Faycal Baghriche sera présent à travers son film vidéo intitulé Philippe. Selon le bon vieux principe de l’inversion, un pharaon est installé à côté de la station de métro Louvre. Tel qu’on le voit habituellement devant Beaubourg, tout de doré vêtu, raide comme un piquet, il ne bouge que lorsque le passant a placé quelques centimes d’euros dans la coupelle à ses pieds. Le décalage tient au fait que c’est un mannequin qui est glissé sous la toge d’or dès le début du film. Le touriste, habitué à ce que ce soit toujours un être vivant déguisé en pharaon-fantôche, verse son obole et se fait photographier devant. Mais rien ne se passe. Pas le moindre mouvement, et pour cause. Une dizaine de personnes donne généreusement tout au long de ce dimanche 4 mai 2008 (c’est mentionné précisément). Je ne dévoile pas la fin sinon personne ne regardera jusqu’au bout le film – et la rémunération de cette chronique ne sera jamais versée sur mon compte en Suisse.

Heidi Wood pour sa part, installera ses détournements : des Assiettes souvenir sur lesquelles sont imprimés des hauts lieux du tourisme tels que les sinistres ports industriels de Hambourg ou de Brême. C’est impeccablement réalisé, au point que ces assiettes pourraient fort bien être dispersées dans un magasin de souvenirs au pied de la citadelle de Belfort pour être acquises par des touristes qui ne remarqueraient même pas que le motif est en total décalage avec l’endroit visité… Idéal entre la gondole vénitienne lumineuse et le taureau camarguais banderillé en véritable plastique de Chine, sur le poste de télévision.

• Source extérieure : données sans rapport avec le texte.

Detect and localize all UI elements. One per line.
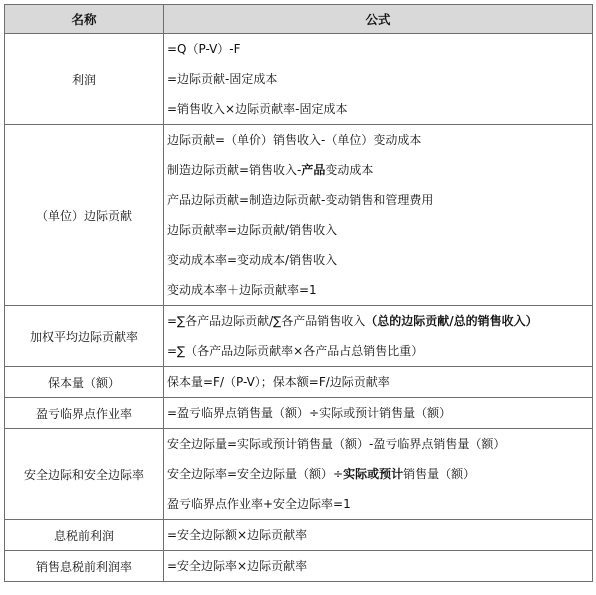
row-formulas [164,34,593,125]
formula-line [167,215,592,245]
formula-text: 产品边际贡献=制造边际贡献-变动销售和管理费用 [167,193,434,207]
formula-text: 变动成本 [325,163,374,177]
formula-emphasis: （总的边际贡献/总的销售收入） [365,314,538,328]
row-name: 加权平均边际贡献率 [5,306,164,367]
formula-line [167,245,592,275]
formula-line [167,155,592,185]
table-row [5,398,593,429]
formula-text: =安全边际率×边际贡献率 [167,559,308,573]
row-formulas [164,398,593,429]
header-name: 名称 [5,5,164,34]
table-row [5,367,593,398]
formula-line [167,429,592,459]
formula-line [167,489,592,519]
formula-text: =Q（P-V）-F [167,42,241,56]
row-name: 盈亏临界点作业率 [5,398,164,429]
formula-line [167,34,592,64]
row-formulas [164,125,593,306]
formula-table [4,4,593,582]
formula-text: =∑（各产品边际贡献率×各产品占总销售比重） [167,344,424,358]
formula-text: 销售量（额） [403,467,476,481]
row-name: 安全边际和安全边际率 [5,429,164,520]
formula-text: 变动成本率＋边际贡献率=1 [167,283,317,297]
formula-line [167,459,592,489]
table-row [5,34,593,125]
formula-line [167,185,592,215]
formula-line [167,336,592,366]
row-name: 销售息税前利润率 [5,551,164,582]
formula-line [167,398,592,428]
formula-emphasis: 产品 [301,163,326,177]
formula-text: 安全边际率=安全边际量（额）÷ [167,467,344,481]
formula-line [167,367,592,397]
formula-text: 制造边际贡献=销售收入- [167,163,302,177]
row-formulas [164,551,593,582]
table-row [5,306,593,367]
table-row [5,429,593,520]
formula-line [167,306,592,336]
formula-line [167,125,592,155]
formula-line [167,275,592,305]
formula-text: =销售收入×边际贡献率-固定成本 [167,102,348,116]
row-formulas [164,367,593,398]
formula-text: 边际贡献率=边际贡献/销售收入 [167,223,338,237]
row-formulas [164,306,593,367]
table-header-row [5,5,593,34]
row-formulas [164,429,593,520]
formula-text: =盈亏临界点销售量（额）÷实际或预计销售量（额） [167,406,452,420]
table-row [5,125,593,306]
formula-text: 变动成本率=变动成本/销售收入 [167,253,338,267]
header-formula: 公式 [164,5,593,34]
formula-text: =安全边际额×边际贡献率 [167,528,308,542]
row-name: 保本量（额） [5,367,164,398]
formula-emphasis: 实际或预计 [343,467,404,481]
formula-text: 安全边际量=实际或预计销售量（额）-盈亏临界点销售量（额） [167,437,506,451]
table-body [5,34,593,582]
table-row [5,551,593,582]
formula-text: =边际贡献-固定成本 [167,72,278,86]
formula-text: 盈亏临界点作业率+安全边际率=1 [167,497,351,511]
row-name: （单位）边际贡献 [5,125,164,306]
formula-text: =∑各产品边际贡献/∑各产品销售收入 [167,314,366,328]
formula-text: 边际贡献=（单价）销售收入-（单位）变动成本 [167,133,422,147]
table-row [5,520,593,551]
row-name: 息税前利润 [5,520,164,551]
formula-line [167,520,592,550]
formula-line [167,94,592,124]
formula-text: 保本量=F/（P-V）；保本额=F/边际贡献率 [167,375,390,389]
row-formulas [164,520,593,551]
formula-line [167,551,592,581]
formula-line [167,64,592,94]
row-name: 利润 [5,34,164,125]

Guillaume Pinard exposera un dessin (Le pêcheur, 65 x 50 cm) plutôt repoussant, et je reste courtois, qui, comme tout ce qui provoque ce genre de réaction, est terriblement attractif. Sans aller plus loin dans la description, je laisse aux curieux le soin de découvrir l’horreur (vieille stratégie publicitaire pour faire venir le public). Ceux qui connaissent l’œuvre de Guillaume Pinard savent que c’est un spécialiste des freaks.

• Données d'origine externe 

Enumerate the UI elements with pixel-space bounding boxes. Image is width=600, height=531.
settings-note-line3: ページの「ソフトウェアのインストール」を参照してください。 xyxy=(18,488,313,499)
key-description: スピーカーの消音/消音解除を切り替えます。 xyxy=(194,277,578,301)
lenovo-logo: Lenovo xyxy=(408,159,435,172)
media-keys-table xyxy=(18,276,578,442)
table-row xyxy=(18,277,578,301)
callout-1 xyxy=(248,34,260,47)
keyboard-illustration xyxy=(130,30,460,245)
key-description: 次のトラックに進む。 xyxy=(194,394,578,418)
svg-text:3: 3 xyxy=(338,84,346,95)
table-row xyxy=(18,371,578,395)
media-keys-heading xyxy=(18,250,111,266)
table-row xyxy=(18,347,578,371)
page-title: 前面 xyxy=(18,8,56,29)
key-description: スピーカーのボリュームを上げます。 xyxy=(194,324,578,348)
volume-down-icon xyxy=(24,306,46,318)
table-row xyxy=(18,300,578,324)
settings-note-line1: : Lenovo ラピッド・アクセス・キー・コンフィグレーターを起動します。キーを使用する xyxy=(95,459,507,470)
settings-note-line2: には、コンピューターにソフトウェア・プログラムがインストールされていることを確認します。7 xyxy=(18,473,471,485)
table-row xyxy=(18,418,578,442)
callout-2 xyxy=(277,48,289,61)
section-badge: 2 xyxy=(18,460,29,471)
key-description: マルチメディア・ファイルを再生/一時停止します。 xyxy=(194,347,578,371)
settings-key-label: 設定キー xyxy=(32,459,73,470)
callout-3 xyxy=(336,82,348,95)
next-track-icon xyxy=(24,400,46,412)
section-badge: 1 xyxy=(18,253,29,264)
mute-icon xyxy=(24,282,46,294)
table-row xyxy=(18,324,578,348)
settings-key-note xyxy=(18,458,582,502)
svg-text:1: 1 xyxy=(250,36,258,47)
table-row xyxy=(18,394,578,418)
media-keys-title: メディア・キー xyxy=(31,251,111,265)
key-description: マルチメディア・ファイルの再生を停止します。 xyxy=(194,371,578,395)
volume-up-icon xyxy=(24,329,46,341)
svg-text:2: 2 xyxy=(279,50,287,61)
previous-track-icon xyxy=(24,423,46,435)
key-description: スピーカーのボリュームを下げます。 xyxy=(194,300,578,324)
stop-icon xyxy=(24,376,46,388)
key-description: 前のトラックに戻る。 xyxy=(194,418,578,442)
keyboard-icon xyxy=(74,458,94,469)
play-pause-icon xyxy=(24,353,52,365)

Pour rester dans le domaine de la panne de secteur, Sarah Tritz est en train de réaliser une pièce spécialement pour cette exposition donc, une fois de plus, je ne vais pas pouvoir beaucoup vous éclairer à son sujet… Je ne vais pas non plus vous décrire un film animalier pour occuper l’antenne. Donc, voici ce qu’a confié l’artiste à Madame Anne Barrault —responsable de la galerie qui porte curieusement le même nom :

« “Restons courtois”, on imagine voir des pièces qui en disent long sur un état des choses. Cela sous-entend : Restons courtois mais rétorquons par les formes ! Restons courtois néanmoins, il y aurait de quoi provoquer un duel ! Je n’ai pas envie que les formes soient seulement courtoises, bien que j’aime beaucoup l’idée de la courtoisie. Oui pour ce titre, si les formes montrées sont d’apparence courtoise mais seulement d’apparence ! »

Mimosa Echard présentera des couteaux en céramique qu’elle a modelés. Les lames sont ébréchées, leur fil n’est plus tellement rectiligne. Placés sur un support à hauteur de regard, les uns derrière les autres de manière désordonnée dans un ordre bien précis, ces couteaux créent un paysage désolé, sans végétation, lunaire. Ou bien de haute montagne. Plutôt de haute montagne d’ailleurs. Enfin, il y a bien des montagnes dans la lune, non ? Cette œuvre est très poétique mais, si je vous dis que je ne l’ai pas vue, vous allez me croire.

Katharina Bosse accrochera ses peintures de fleurs sur fond de fleurs. Cette tautologie végétale est troublante car, on sent bien qu’il y a quelque chose de bizarre mais il faut un certain temps pour s’apercevoir du dispositif. Bon, c’est pas très courtois de vous dévoiler la fin de l’histoire, mais vous n’avez qu’à faire comme tout le monde : ne pas lire les prospectus qui vous sont fournis. D’ailleurs si vous en êtes à ce passage, c’est bien que vous avez fait preuve d’une application toute à votre crédit.

Ne nous fâchons pas (comme disait Georges Lautner en 1966).